The beautiful future
Tuesday, September 1st, 2009Dear readers, thanks for all the kind comments on “Safe Laughs,” as well as for notifying me that I-14, a bit like the Lev Tolstoy Accordion Academy, is at this point only a beautiful dream of the future, and the road one was actually driving down in 2007 was California State Route 14. I have just posted those outtakes here—they include Dostoevsky’s prophetic analysis of the psychology of road rage.

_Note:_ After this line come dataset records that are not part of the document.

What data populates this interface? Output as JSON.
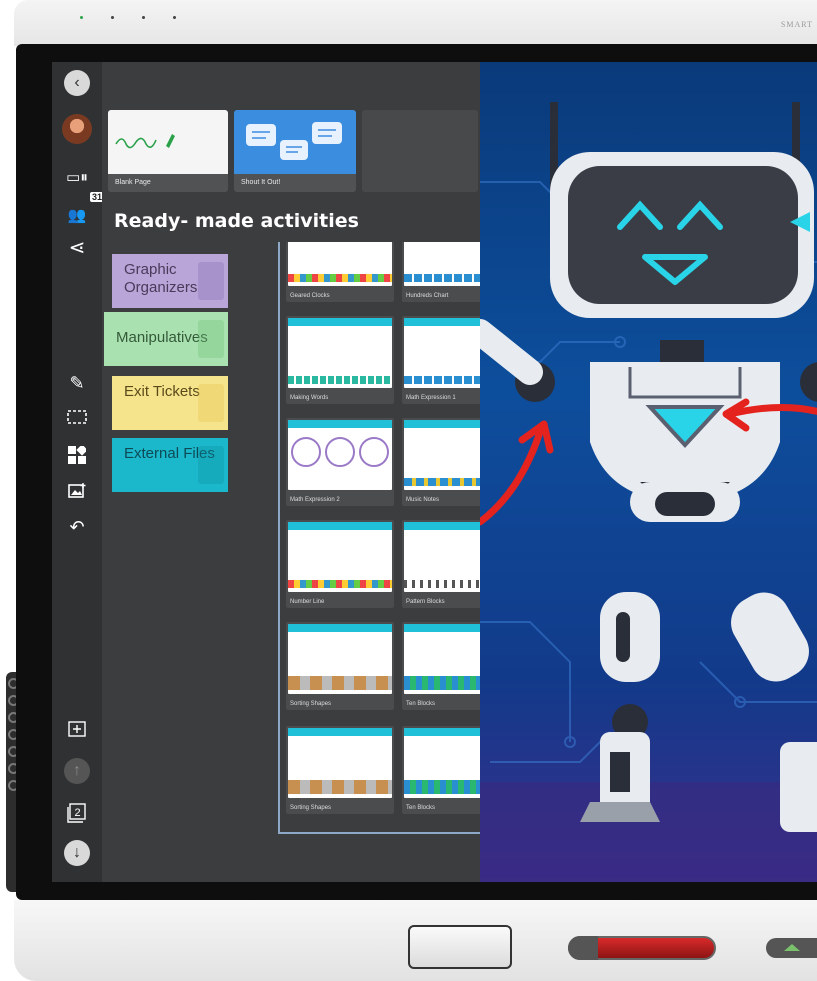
{
  "device": {
    "brand": "SMART"
  },
  "toolbar": {
    "top": [
      {
        "icon": "back-icon",
        "label": "‹"
      },
      {
        "icon": "avatar",
        "label": ""
      },
      {
        "icon": "layout-icon",
        "label": "▭Ⅱ"
      },
      {
        "icon": "participants-icon",
        "label": "👥",
        "badge": "31"
      },
      {
        "icon": "share-icon",
        "label": "≺"
      }
    ],
    "middle": [
      {
        "icon": "pen-icon",
        "label": "✎"
      },
      {
        "icon": "select-icon",
        "label": "⬚"
      },
      {
        "icon": "widgets-icon",
        "label": "▦"
      },
      {
        "icon": "add-image-icon",
        "label": "🖼"
      },
      {
        "icon": "undo-icon",
        "label": "↶"
      }
    ],
    "bottom": [
      {
        "icon": "add-page-icon",
        "label": "⊞"
      },
      {
        "icon": "up-icon",
        "label": "↑"
      },
      {
        "icon": "page-count-icon",
        "label": "2"
      },
      {
        "icon": "down-icon",
        "label": "↓"
      }
    ]
  },
  "templates": [
    {
      "label": "Blank Page"
    },
    {
      "label": "Shout It Out!"
    }
  ],
  "panel": {
    "heading": "Ready- made activities"
  },
  "categories": [
    {
      "label": "Graphic Organizers",
      "color": "#b9a5d8"
    },
    {
      "label": "Manipulatives",
      "color": "#a9e2b0"
    },
    {
      "label": "Exit Tickets",
      "color": "#f5e48c"
    },
    {
      "label": "External Files",
      "color": "#1bb8cc"
    }
  ],
  "activities": [
    {
      "label": "Geared Clocks"
    },
    {
      "label": "Hundreds Chart"
    },
    {
      "label": "Making Words"
    },
    {
      "label": "Math Expression 1"
    },
    {
      "label": "Math Expression 2"
    },
    {
      "label": "Music Notes"
    },
    {
      "label": "Number Line"
    },
    {
      "label": "Pattern Blocks"
    },
    {
      "label": "Sorting Shapes"
    },
    {
      "label": "Ten Blocks"
    },
    {
      "label": "Sorting Shapes"
    },
    {
      "label": "Ten Blocks"
    }
  ],
  "colors": {
    "accent_cyan": "#1fc0d8",
    "toolbar_bg": "#2f3133",
    "panel_bg": "#3b3d3f",
    "arrow_red": "#e5231e"
  }
}
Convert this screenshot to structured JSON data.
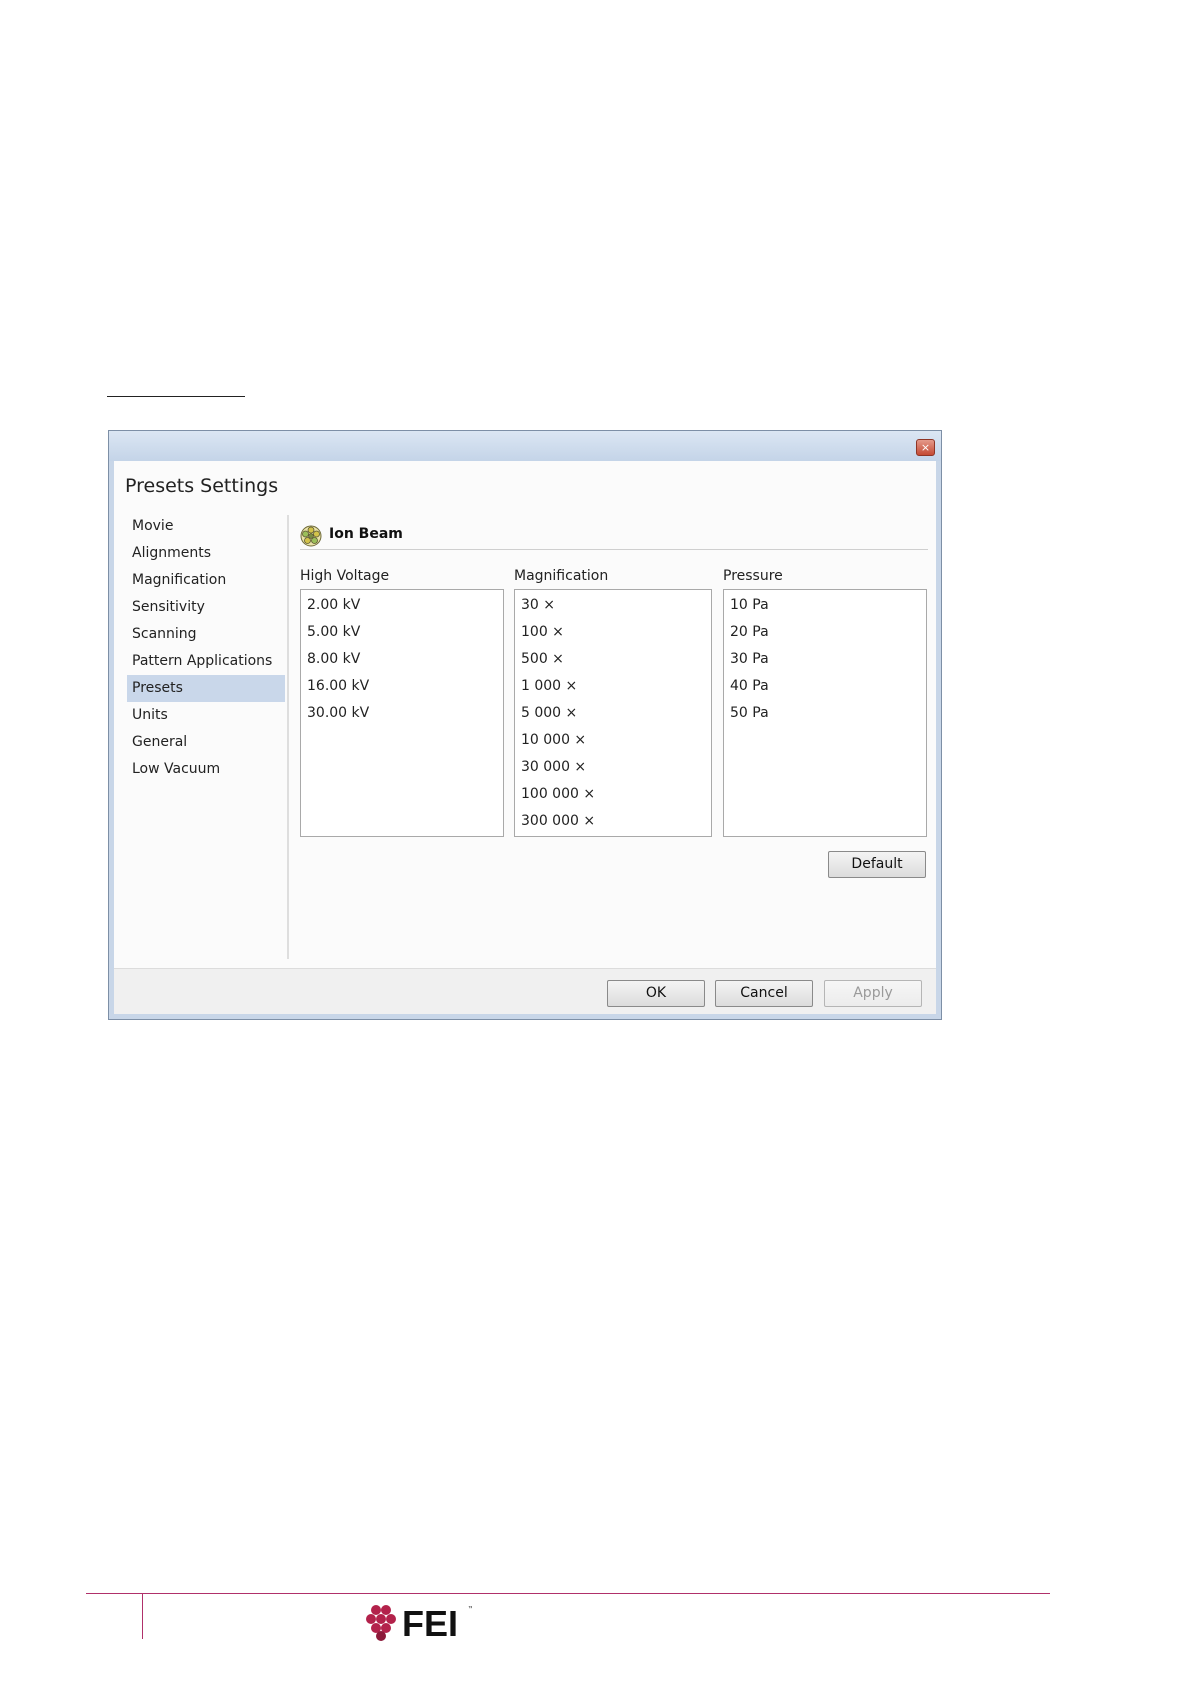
{
  "dialog": {
    "title": "Presets Settings",
    "close_label": "×"
  },
  "sidebar": {
    "items": [
      {
        "label": "Movie"
      },
      {
        "label": "Alignments"
      },
      {
        "label": "Magnification"
      },
      {
        "label": "Sensitivity"
      },
      {
        "label": "Scanning"
      },
      {
        "label": "Pattern Applications"
      },
      {
        "label": "Presets",
        "selected": true
      },
      {
        "label": "Units"
      },
      {
        "label": "General"
      },
      {
        "label": "Low Vacuum"
      }
    ]
  },
  "beam": {
    "title": "Ion Beam",
    "icon": "ion-beam-icon"
  },
  "columns": {
    "high_voltage": {
      "label": "High Voltage",
      "items": [
        "2.00 kV",
        "5.00 kV",
        "8.00 kV",
        "16.00 kV",
        "30.00 kV"
      ]
    },
    "magnification": {
      "label": "Magnification",
      "items": [
        "30 ×",
        "100 ×",
        "500 ×",
        "1 000 ×",
        "5 000 ×",
        "10 000 ×",
        "30 000 ×",
        "100 000 ×",
        "300 000 ×"
      ]
    },
    "pressure": {
      "label": "Pressure",
      "items": [
        "10 Pa",
        "20 Pa",
        "30 Pa",
        "40 Pa",
        "50 Pa"
      ]
    }
  },
  "buttons": {
    "default": "Default",
    "ok": "OK",
    "cancel": "Cancel",
    "apply": "Apply"
  },
  "brand": {
    "logo_text": "FEI",
    "accent_color": "#b0306a",
    "logo_color": "#b3224b"
  }
}
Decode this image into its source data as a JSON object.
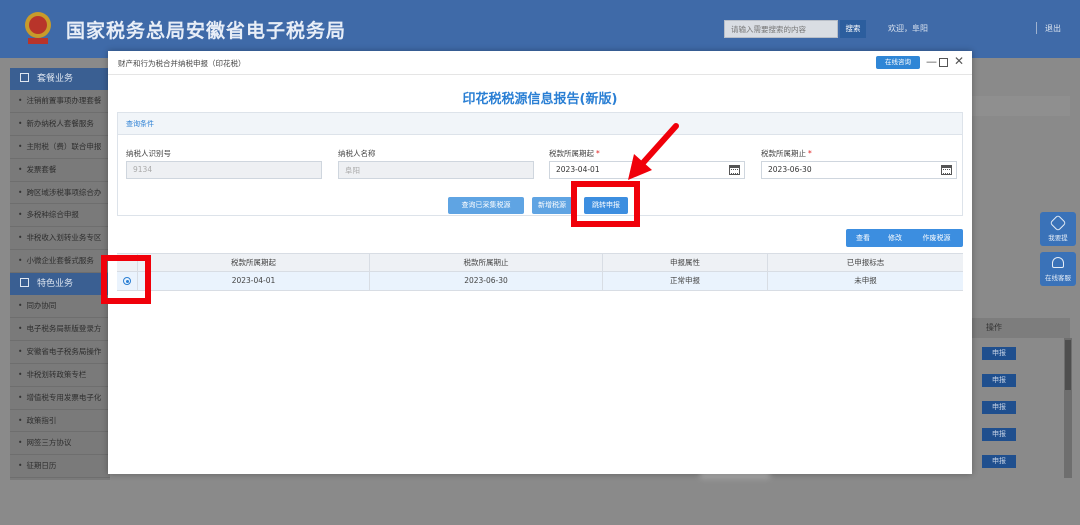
{
  "header": {
    "title": "国家税务总局安徽省电子税务局",
    "search_placeholder": "请输入需要搜索的内容",
    "search_button": "搜索",
    "welcome": "欢迎，阜阳",
    "logout": "退出"
  },
  "sidebar": {
    "groups": [
      {
        "label": "套餐业务",
        "items": [
          "注销前置事项办理套餐",
          "新办纳税人套餐服务",
          "主附税（费）联合申报",
          "发票套餐",
          "跨区域涉税事项综合办",
          "多税种综合申报",
          "非税收入划转业务专区",
          "小微企业套餐式服务"
        ]
      },
      {
        "label": "特色业务",
        "items": [
          "同办协同",
          "电子税务局新版登录方",
          "安徽省电子税务局操作",
          "非税划转政策专栏",
          "增值税专用发票电子化",
          "政策指引",
          "网签三方协议",
          "征期日历"
        ]
      }
    ]
  },
  "background": {
    "ops_header": "操作",
    "apply_label": "申报"
  },
  "float_buttons": {
    "feedback": "我要提",
    "online_service": "在线客服"
  },
  "modal": {
    "title": "财产和行为税合并纳税申报（印花税）",
    "online_consult": "在线咨询",
    "report_title": "印花税税源信息报告(新版)",
    "query_section": "查询条件",
    "fields": {
      "taxpayer_id": {
        "label": "纳税人识别号",
        "value": "9134"
      },
      "taxpayer_name": {
        "label": "纳税人名称",
        "value": "阜阳"
      },
      "period_start": {
        "label": "税款所属期起",
        "value": "2023-04-01"
      },
      "period_end": {
        "label": "税款所属期止",
        "value": "2023-06-30"
      }
    },
    "buttons": {
      "query_collected": "查询已采集税源",
      "add_source": "新增税源",
      "jump_declare": "跳转申报"
    },
    "actions": {
      "view": "查看",
      "modify": "修改",
      "void": "作废税源"
    },
    "table": {
      "headers": [
        "税款所属期起",
        "税款所属期止",
        "申报属性",
        "已申报标志"
      ],
      "rows": [
        {
          "selected": true,
          "cells": [
            "2023-04-01",
            "2023-06-30",
            "正常申报",
            "未申报"
          ]
        }
      ]
    }
  },
  "colors": {
    "header_bg": "#3f6aa8",
    "accent": "#2a7fd4",
    "highlight": "#f0000a"
  }
}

In other beautiful fictions, the FSG winter 2010 catalog is now available online, and if waiting for enormous pdf files to load is one of your special hobbies, I warmly encourage you to check it out. All others will have to content themselves with this excerpt:
In The Possessed we watch [Batuman] investigate a possible murder at Tolstoy’s ancestral estate. We go with her to Stanford, Switzerland, and St. Petersburg; retrace Pushkin’s wanderings in the Caucasus; learn why Old Uzbek has one hundred different words for crying; and see an eighteenth-century ice palace reconstructed on the Neva.
Although “Stanford, Switzerland, and St. Petersburg” certainly has a nice ring, there is this interesting circumstance that I have never, to the best of my knowledge, actually been to Switzerland. Yet. I figure the Macmillan group can see into the future, and that must be the subject of my next book. Avanti!
This clock tells the time of the future.